O Passio de Santa Giulia
A Passio dei santi são contos da vida dos mártires cristãos, muitas vezes transmitidos apenas de boca em boca, e que misturavam sem muita pretensão de veracidade fatos históricos com acontecimentos inventados, mas imbuídos de devoção e intenções edificantes. De acordo com o Passio dedicado a ela, Santa Júlia veio de Cartago, onde sua família era rica e de alto nível. Por causa da ruína que se abateu sobre seus parentes, Júlia encontrou-se escrava e foi comprada por Eusébio, um rico comerciante sírio, que foi conquistado por sua graça, sua compostura e a queria com ele em suas viagens ao redor do mundo. Acontece que o navio de Eusébio naufragou na Córsega, onde reinava o cruel governador Félix na época. Também ele ficou impressionado com a beleza e doçura da escrava, e primeiro tentou comprá-la a Eusébio, depois, perante a sua recusa, elaborou um estratagema para a apanhar. Uma noite, quando o comerciante estava bêbado, ele mandou chamar Júlia e prometeu-lhe que ela seria livre se consentisse em honrar Júpiter e sacrificar sacrifícios aos deuses pagãos. Júlia opôs-se com recusas firmes e repetidas e, depois de muita insistência, Félix ordenou que o seu cabelo fosse primeiro arrancado, depois açoitou-a e, finalmente, crucificou-a.
Santos Mártires: sacrificando suas vidas em nome de Deus
São Mártires são homens e mulheres, muitas vezes muito jovens, que sacrificaram suas vidas pelo amor de Deus…
A versão oral conta a história de Santa Giulia di Corsica movendo suas origens aqui. Diz-se que o santo nasceu em Nonza, uma pequena aldeia perto de Cap Corse, no nordeste da ilha. Cidadã romana convertida ao cristianismo, foi vítima das ferozes perseguições desencadeadas contra os cristãos, primeiro por Décio e depois por Diocleciano, quando se recusou a honrar os deuses pagãos juntamente com as outras matronas. Nesta versão da história, Júlia, como cidadã romana, não podia ser crucificada, mas foi decapitada ou morta com um golpe de espada. Outra versão do martírio conta que ela foi crucificada de qualquer maneira, como o Cristo que tanto amava, depois que seus seios foram arrancados. No ponto onde os seios de Santa Giulia foram atirados, ao pé de uma rocha, perto de Nonza, uma fonte de água quente milagrosamente surgiu. Ainda hoje, o local é lembrado por uma capela.
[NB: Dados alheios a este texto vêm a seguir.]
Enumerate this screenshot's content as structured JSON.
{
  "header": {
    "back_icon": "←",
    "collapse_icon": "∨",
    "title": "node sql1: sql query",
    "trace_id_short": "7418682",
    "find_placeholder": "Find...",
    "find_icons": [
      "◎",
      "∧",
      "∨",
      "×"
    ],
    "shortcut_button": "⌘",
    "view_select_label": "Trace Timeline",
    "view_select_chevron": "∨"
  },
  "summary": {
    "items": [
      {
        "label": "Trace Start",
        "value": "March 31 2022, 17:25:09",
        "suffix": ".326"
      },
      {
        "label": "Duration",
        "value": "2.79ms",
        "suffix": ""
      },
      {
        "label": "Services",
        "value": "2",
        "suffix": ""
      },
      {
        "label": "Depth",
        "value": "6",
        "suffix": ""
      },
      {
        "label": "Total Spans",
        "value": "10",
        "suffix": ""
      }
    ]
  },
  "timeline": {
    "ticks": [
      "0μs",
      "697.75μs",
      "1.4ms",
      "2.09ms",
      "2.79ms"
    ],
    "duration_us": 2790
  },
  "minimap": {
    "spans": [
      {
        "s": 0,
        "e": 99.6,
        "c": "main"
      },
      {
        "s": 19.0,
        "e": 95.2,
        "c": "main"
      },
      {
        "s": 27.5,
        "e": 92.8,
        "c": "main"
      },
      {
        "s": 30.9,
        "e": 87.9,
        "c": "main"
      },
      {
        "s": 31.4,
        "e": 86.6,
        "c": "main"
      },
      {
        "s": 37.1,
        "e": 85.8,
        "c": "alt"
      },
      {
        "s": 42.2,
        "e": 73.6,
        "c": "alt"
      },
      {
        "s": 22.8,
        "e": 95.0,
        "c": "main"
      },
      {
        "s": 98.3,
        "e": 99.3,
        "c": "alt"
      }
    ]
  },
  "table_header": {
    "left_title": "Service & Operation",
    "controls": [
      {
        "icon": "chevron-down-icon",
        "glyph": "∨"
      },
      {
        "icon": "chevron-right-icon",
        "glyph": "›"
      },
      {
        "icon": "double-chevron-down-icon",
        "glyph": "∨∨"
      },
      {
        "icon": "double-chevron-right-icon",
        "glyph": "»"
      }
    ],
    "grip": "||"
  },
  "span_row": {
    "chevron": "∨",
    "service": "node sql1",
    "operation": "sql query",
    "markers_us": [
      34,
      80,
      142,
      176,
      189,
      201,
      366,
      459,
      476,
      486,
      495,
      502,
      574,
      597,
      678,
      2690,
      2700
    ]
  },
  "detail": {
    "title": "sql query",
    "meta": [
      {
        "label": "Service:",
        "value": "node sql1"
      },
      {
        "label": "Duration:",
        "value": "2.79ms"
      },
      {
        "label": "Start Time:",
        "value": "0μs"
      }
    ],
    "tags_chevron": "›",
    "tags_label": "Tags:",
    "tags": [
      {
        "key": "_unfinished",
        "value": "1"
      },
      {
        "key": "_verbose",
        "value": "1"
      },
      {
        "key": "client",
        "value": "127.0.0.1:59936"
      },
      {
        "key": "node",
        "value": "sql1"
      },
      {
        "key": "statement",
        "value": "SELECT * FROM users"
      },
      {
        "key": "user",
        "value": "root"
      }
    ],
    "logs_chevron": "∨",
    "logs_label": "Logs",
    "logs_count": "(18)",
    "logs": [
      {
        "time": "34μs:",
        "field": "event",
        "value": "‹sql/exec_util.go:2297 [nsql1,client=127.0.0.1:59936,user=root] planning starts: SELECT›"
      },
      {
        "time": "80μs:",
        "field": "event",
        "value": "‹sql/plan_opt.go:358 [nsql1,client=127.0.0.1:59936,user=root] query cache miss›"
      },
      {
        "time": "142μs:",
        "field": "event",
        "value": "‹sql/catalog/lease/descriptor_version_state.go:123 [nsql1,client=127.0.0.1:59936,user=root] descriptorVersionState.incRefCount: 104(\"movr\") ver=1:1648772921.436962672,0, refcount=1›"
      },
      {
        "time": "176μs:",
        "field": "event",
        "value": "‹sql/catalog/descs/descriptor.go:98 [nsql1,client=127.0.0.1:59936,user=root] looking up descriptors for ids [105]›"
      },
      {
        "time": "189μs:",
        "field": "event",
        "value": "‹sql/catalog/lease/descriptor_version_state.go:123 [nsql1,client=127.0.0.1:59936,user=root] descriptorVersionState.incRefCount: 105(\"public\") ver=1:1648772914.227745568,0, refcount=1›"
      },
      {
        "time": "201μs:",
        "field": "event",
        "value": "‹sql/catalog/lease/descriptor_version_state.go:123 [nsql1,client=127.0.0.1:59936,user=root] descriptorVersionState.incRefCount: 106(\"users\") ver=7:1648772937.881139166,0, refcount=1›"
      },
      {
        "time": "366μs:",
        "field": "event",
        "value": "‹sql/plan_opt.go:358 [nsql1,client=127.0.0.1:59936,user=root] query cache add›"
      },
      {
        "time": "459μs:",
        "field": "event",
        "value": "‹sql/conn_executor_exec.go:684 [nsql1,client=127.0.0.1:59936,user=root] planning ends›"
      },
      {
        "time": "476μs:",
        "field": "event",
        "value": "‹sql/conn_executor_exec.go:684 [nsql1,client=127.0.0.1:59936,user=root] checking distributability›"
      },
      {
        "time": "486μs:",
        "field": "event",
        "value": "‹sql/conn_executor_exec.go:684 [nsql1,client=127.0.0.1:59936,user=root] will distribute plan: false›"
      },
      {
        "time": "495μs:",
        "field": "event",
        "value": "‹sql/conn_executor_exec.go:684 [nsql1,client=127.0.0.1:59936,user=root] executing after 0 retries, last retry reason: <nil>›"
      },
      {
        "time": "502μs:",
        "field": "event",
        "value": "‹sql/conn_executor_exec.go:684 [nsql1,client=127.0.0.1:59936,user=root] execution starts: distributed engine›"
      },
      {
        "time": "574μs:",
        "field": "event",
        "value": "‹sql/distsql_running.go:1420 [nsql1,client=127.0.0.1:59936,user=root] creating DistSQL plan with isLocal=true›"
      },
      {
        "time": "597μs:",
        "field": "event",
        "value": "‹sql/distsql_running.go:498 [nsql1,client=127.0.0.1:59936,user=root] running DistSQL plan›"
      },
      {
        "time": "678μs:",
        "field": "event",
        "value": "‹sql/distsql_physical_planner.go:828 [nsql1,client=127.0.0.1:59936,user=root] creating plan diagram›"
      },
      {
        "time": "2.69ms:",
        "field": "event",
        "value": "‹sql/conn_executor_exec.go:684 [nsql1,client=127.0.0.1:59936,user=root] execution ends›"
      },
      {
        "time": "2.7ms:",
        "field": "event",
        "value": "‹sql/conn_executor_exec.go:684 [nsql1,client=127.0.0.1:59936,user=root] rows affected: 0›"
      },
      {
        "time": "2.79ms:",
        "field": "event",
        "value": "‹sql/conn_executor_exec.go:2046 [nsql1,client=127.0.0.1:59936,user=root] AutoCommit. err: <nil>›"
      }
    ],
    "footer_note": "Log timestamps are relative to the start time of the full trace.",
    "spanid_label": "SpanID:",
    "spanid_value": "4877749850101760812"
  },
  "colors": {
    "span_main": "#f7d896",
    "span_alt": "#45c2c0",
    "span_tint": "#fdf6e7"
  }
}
O Mosteiro de Santa Giulia em Brescia
No que diz respeito à devoção ao santo na cidade de Brescia, é evidenciada pela presença do Mosteiro de Santa Giulia na Via dei Musei. Originalmente, o mosteiro foi consagrado a São Salvador. Construído em 753 d.C. pelo futuro rei lombardo Desidério e sua esposa Ansa, como um “presente” para sua filha Anselperga, que se tornou abadessa, era um centro de grande comércio e um lugar de imensa riqueza. As relíquias de Santa Júlia, as de Santa Sofia e suas filhas Pistis, Elpis e Ágape, e outros santos famosos também foram trazidos para cá.

Mesmo sob os carolíngios, o local de culto manteve seus privilégios e continuou a exercer forte poder econômico e secular. Conta-se que foi neste mosteiro que Ermengarda, filha de Desidério, chorou depois de ter sido deserdada por Carlos Magno, por não poder dar-lhe um herdeiro.
Convertido em quartel de cavalaria durante a descida de Napoleão à Itália, perdeu todas as suas posses e passou por um longo período de declínio e abandono, até 1882, quando foi transformado em Museu da Era Cristã. Em 1966, o município de Brescia iniciou a restauração arquitetónica da estrutura.